The former Laing O’Rourke construction director was a key player in coming up with a growth strategy that saw O’Rourke move from largely a specialist contractor into one of the biggest tier ones in the country. 

“If you look around at the construction industry there aren’t many businesses [that have as] clear a plan as we do – that’s what characterises our business,” he said.

This not only stands Murphy in good stead when trying to achieve its lofty turnover targets, but also in attracting the industry’s top talent.

In total, Mr Hollingshead has recruited 19 recruits from outside the business to his top team since joining in 2015, often taking them from under the noses of their contracting rivals.
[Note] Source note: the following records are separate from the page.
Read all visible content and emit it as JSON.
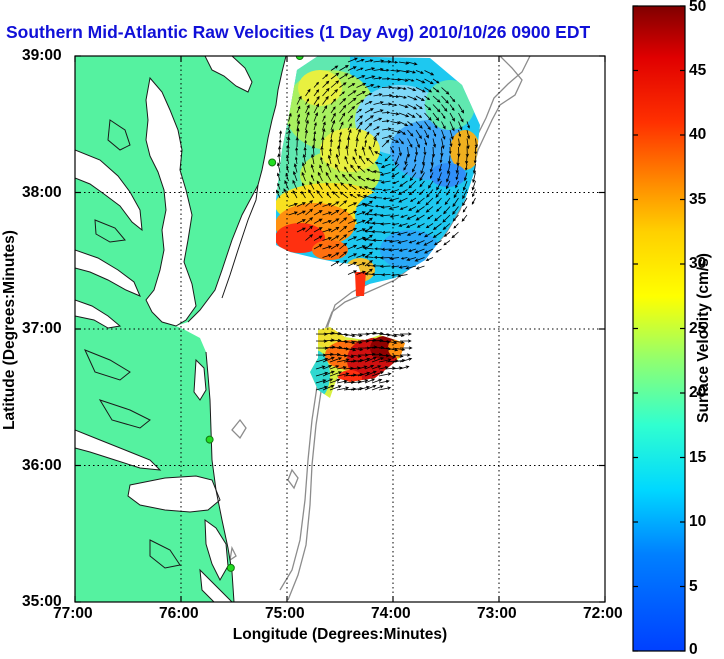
{
  "title": "Southern Mid-Atlantic Raw Velocities (1 Day Avg) 2010/10/26 0900 EDT",
  "chart_data": {
    "type": "map",
    "xlabel": "Longitude (Degrees:Minutes)",
    "ylabel": "Latitude (Degrees:Minutes)",
    "x_ticks": [
      "77:00",
      "76:00",
      "75:00",
      "74:00",
      "73:00",
      "72:00"
    ],
    "y_ticks": [
      "39:00",
      "38:00",
      "37:00",
      "36:00",
      "35:00"
    ],
    "xlim": [
      -77,
      -72
    ],
    "ylim": [
      35,
      39
    ],
    "grid": true,
    "colorbar": {
      "label": "Surface Velocity (cm/s)",
      "ticks": [
        "0",
        "5",
        "10",
        "15",
        "20",
        "25",
        "30",
        "35",
        "40",
        "45",
        "50"
      ],
      "range": [
        0,
        50
      ],
      "colormap": "jet"
    },
    "colors": {
      "land": "#55f2a0",
      "title": "#1010d8",
      "bathymetry": "#8c8c8c"
    },
    "radar_stations": [
      {
        "lon": -74.88,
        "lat": 39.0
      },
      {
        "lon": -75.14,
        "lat": 38.22
      },
      {
        "lon": -75.73,
        "lat": 36.19
      },
      {
        "lon": -75.53,
        "lat": 35.25
      }
    ]
  }
}
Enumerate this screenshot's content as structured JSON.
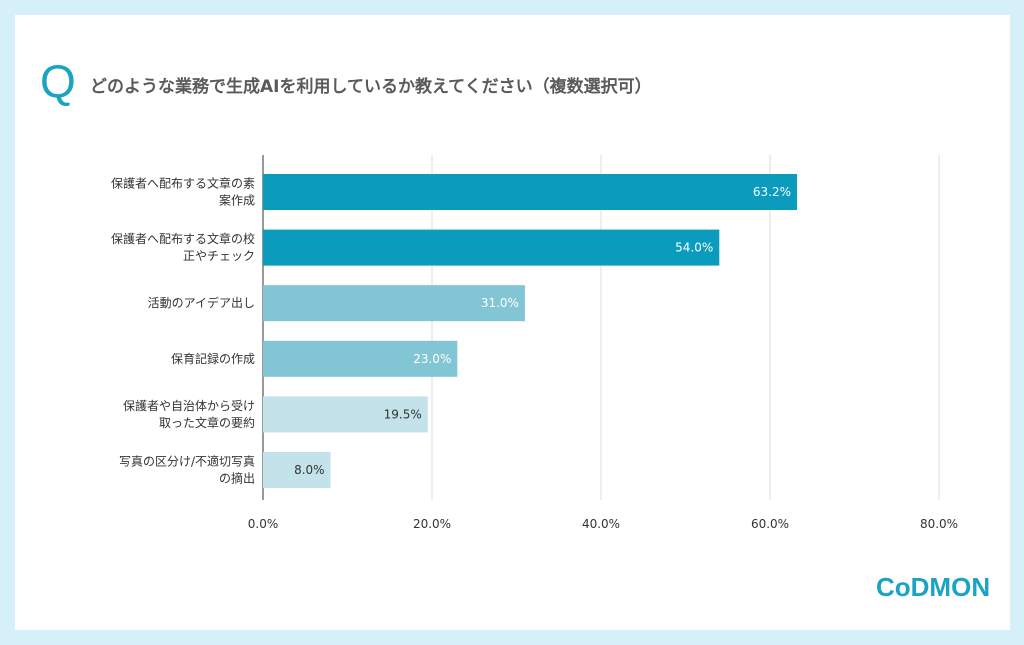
{
  "question_mark": "Q",
  "logo": "CoDMON",
  "colors": {
    "dark": "#0b9cbd",
    "mid": "#82c5d5",
    "light": "#c3e2ea",
    "bg": "#d5f0f8"
  },
  "chart_data": {
    "type": "bar",
    "orientation": "horizontal",
    "title": "どのような業務で生成AIを利用しているか教えてください（複数選択可）",
    "categories": [
      [
        "保護者へ配布する文章の素",
        "案作成"
      ],
      [
        "保護者へ配布する文章の校",
        "正やチェック"
      ],
      [
        "活動のアイデア出し"
      ],
      [
        "保育記録の作成"
      ],
      [
        "保護者や自治体から受け",
        "取った文章の要約"
      ],
      [
        "写真の区分け/不適切写真",
        "の摘出"
      ]
    ],
    "values": [
      63.2,
      54.0,
      31.0,
      23.0,
      19.5,
      8.0
    ],
    "labels": [
      "63.2%",
      "54.0%",
      "31.0%",
      "23.0%",
      "19.5%",
      "8.0%"
    ],
    "tones": [
      "dark",
      "dark",
      "mid",
      "mid",
      "light",
      "light"
    ],
    "xlim": [
      0,
      80
    ],
    "ticks": [
      0,
      20,
      40,
      60,
      80
    ],
    "tick_labels": [
      "0.0%",
      "20.0%",
      "40.0%",
      "60.0%",
      "80.0%"
    ],
    "grid": true
  }
}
“These people have joined because they are all enthusiastic about the plan we have got for the business,” he said. “That’s not me being big-headed, but I think that resonates with the people we recruit.”

Uncertainty bites

Following the election last week, there is one word I have heard more in the past seven days than in the past seven months.
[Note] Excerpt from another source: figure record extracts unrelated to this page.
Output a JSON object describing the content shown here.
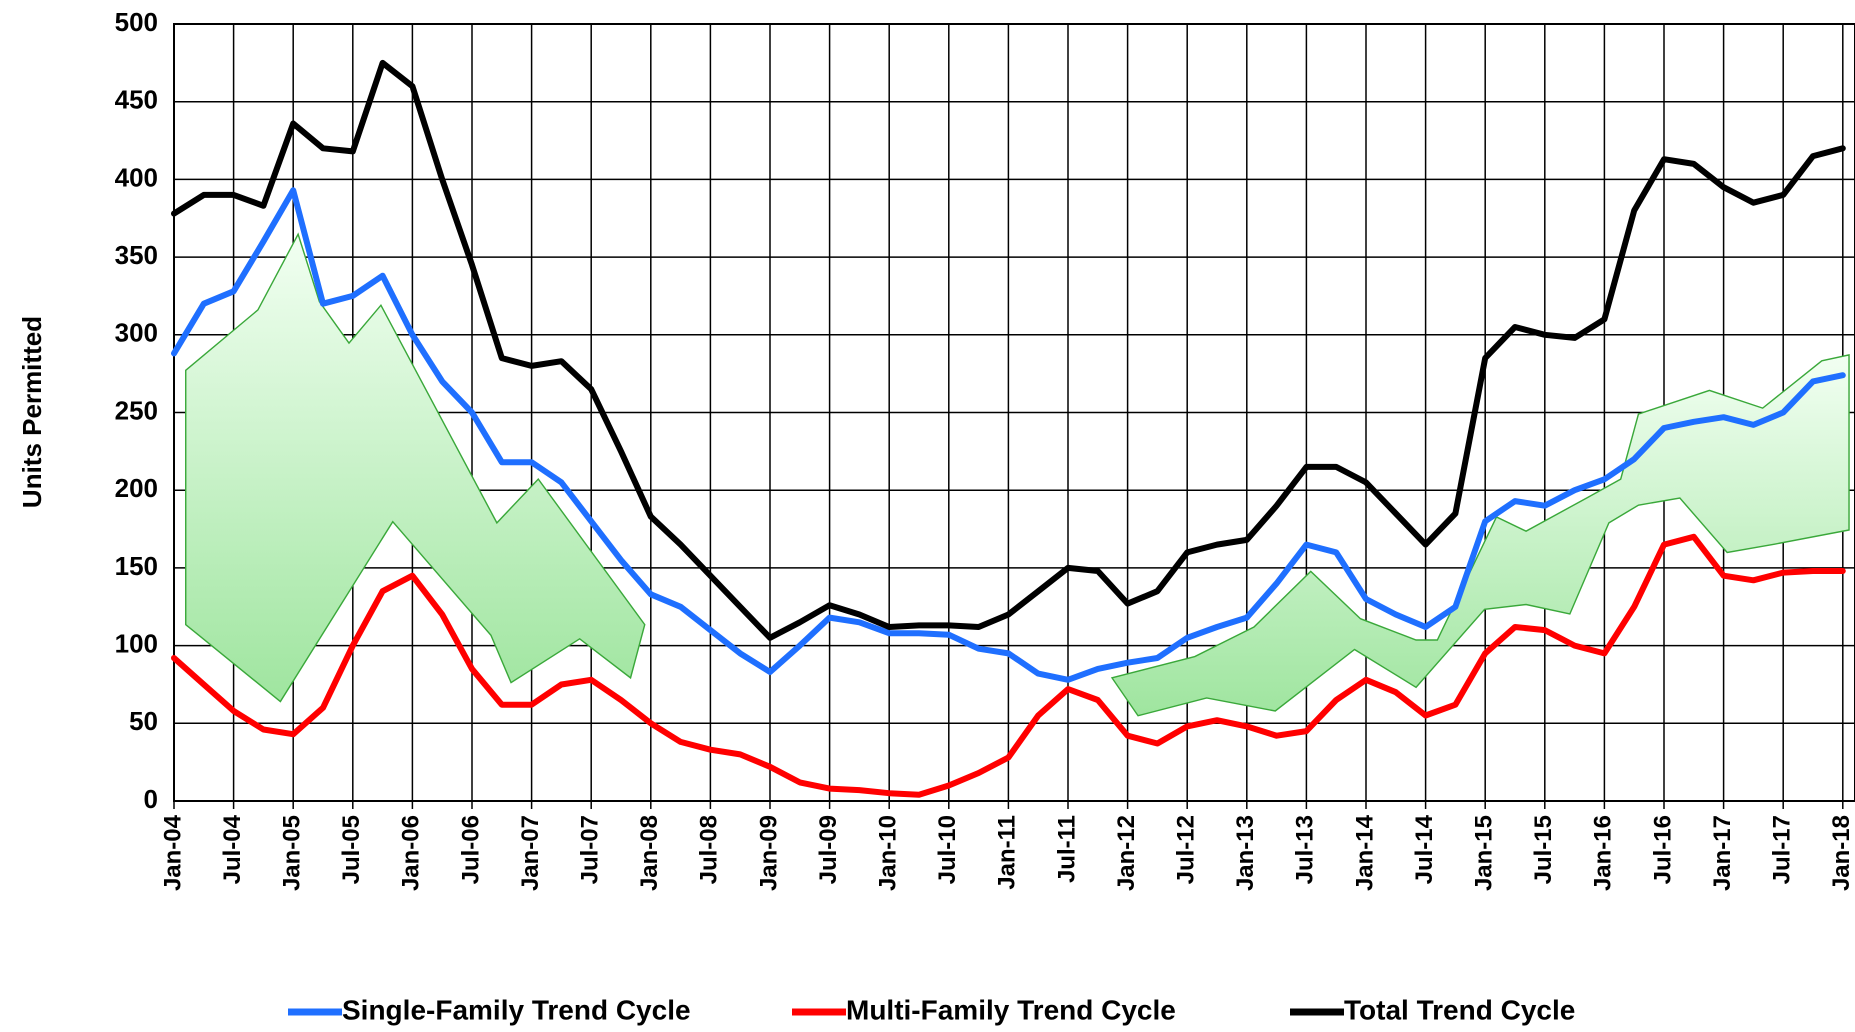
{
  "chart_data": {
    "type": "line",
    "y_axis_label": "Units Permitted",
    "categories": [
      "Jan-04",
      null,
      "Jul-04",
      null,
      "Jan-05",
      null,
      "Jul-05",
      null,
      "Jan-06",
      null,
      "Jul-06",
      null,
      "Jan-07",
      null,
      "Jul-07",
      null,
      "Jan-08",
      null,
      "Jul-08",
      null,
      "Jan-09",
      null,
      "Jul-09",
      null,
      "Jan-10",
      null,
      "Jul-10",
      null,
      "Jan-11",
      null,
      "Jul-11",
      null,
      "Jan-12",
      null,
      "Jul-12",
      null,
      "Jan-13",
      null,
      "Jul-13",
      null,
      "Jan-14",
      null,
      "Jul-14",
      null,
      "Jan-15",
      null,
      "Jul-15",
      null,
      "Jan-16",
      null,
      "Jul-16",
      null,
      "Jan-17",
      null,
      "Jul-17",
      null,
      "Jan-18"
    ],
    "series": [
      {
        "name": "Single-Family Trend Cycle",
        "color": "#1f6fff",
        "values": [
          288,
          320,
          328,
          360,
          393,
          320,
          325,
          338,
          300,
          270,
          250,
          218,
          218,
          205,
          180,
          155,
          133,
          125,
          110,
          95,
          83,
          100,
          118,
          115,
          108,
          108,
          107,
          98,
          95,
          82,
          78,
          85,
          89,
          92,
          105,
          112,
          118,
          140,
          165,
          160,
          130,
          120,
          112,
          125,
          180,
          193,
          190,
          200,
          207,
          220,
          240,
          244,
          247,
          242,
          250,
          270,
          274
        ]
      },
      {
        "name": "Multi-Family Trend Cycle",
        "color": "#ff0000",
        "values": [
          92,
          75,
          58,
          46,
          43,
          60,
          100,
          135,
          145,
          120,
          85,
          62,
          62,
          75,
          78,
          65,
          50,
          38,
          33,
          30,
          22,
          12,
          8,
          7,
          5,
          4,
          10,
          18,
          28,
          55,
          72,
          65,
          42,
          37,
          48,
          52,
          48,
          42,
          45,
          65,
          78,
          70,
          55,
          62,
          95,
          112,
          110,
          100,
          95,
          125,
          165,
          170,
          145,
          142,
          147,
          148,
          148
        ]
      },
      {
        "name": "Total Trend Cycle",
        "color": "#000000",
        "values": [
          378,
          390,
          390,
          383,
          436,
          420,
          418,
          475,
          460,
          400,
          345,
          285,
          280,
          283,
          265,
          225,
          183,
          165,
          145,
          125,
          105,
          115,
          126,
          120,
          112,
          113,
          113,
          112,
          120,
          135,
          150,
          148,
          127,
          135,
          160,
          165,
          168,
          190,
          215,
          215,
          205,
          185,
          165,
          185,
          285,
          305,
          300,
          298,
          310,
          380,
          413,
          410,
          395,
          385,
          390,
          415,
          420
        ]
      }
    ],
    "ylim": [
      0,
      500
    ],
    "yticks": [
      0,
      50,
      100,
      150,
      200,
      250,
      300,
      350,
      400,
      450,
      500
    ],
    "grid": true,
    "legend": "bottom"
  }
}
Uncertainty is not good for the construction industry and not good for Murphy, according to Mr Hollingshead.

There are many positives to a direct delivery model. The margins are good – in the case of Murphy close to 4 per cent this year – and there can also be other benefits in terms of training and staff retention.

However, for a company that directly employs the majority of its staff, uncertainty means the company has to think on its feet in terms of how it deploys those people.

Mr Hollingshead said that, while uncertainty will have an impact on when government projects come to market, the company had opportunities elsewhere to offset that.

“This doesn’t mean work has gone away; it means we have to adjust, we are reliant on ongoing revenue and have a big workforce to feed, so as a result we have to flex the machine from one part of the business to the other.”

He did not foresee any job losses – on the contrary, he envisions more people coming into the business as part of the growth plan.

Building a bigger base abroad

While the UK business appears to be going from strength to strength, Murphy has aspirations to grow and diversify its operations abroad.

Mr Hollingshead told CN in an interview last year that Murphy did not want to become a global contractor, but did want to be seen as a good international contractor.

Currently, the company’s business in Australia and Canada has been focused on the oil and gas sector, but he is keen to diversify into other markets.

“We are quite narrow at the moment and we very much focus on oil and gas in both markets, but there is a great opportunity for us in future to start trading in other core sectors of the group in power and water and transportation.”

Might the company be looking to broaden its offering in Ireland as well?

“Ireland is a place we must not forget about,” Mr Hollingshead said. “It has one of the fastest growing economies in Europe and this year with our acquisition we could head towards €100m revenue.”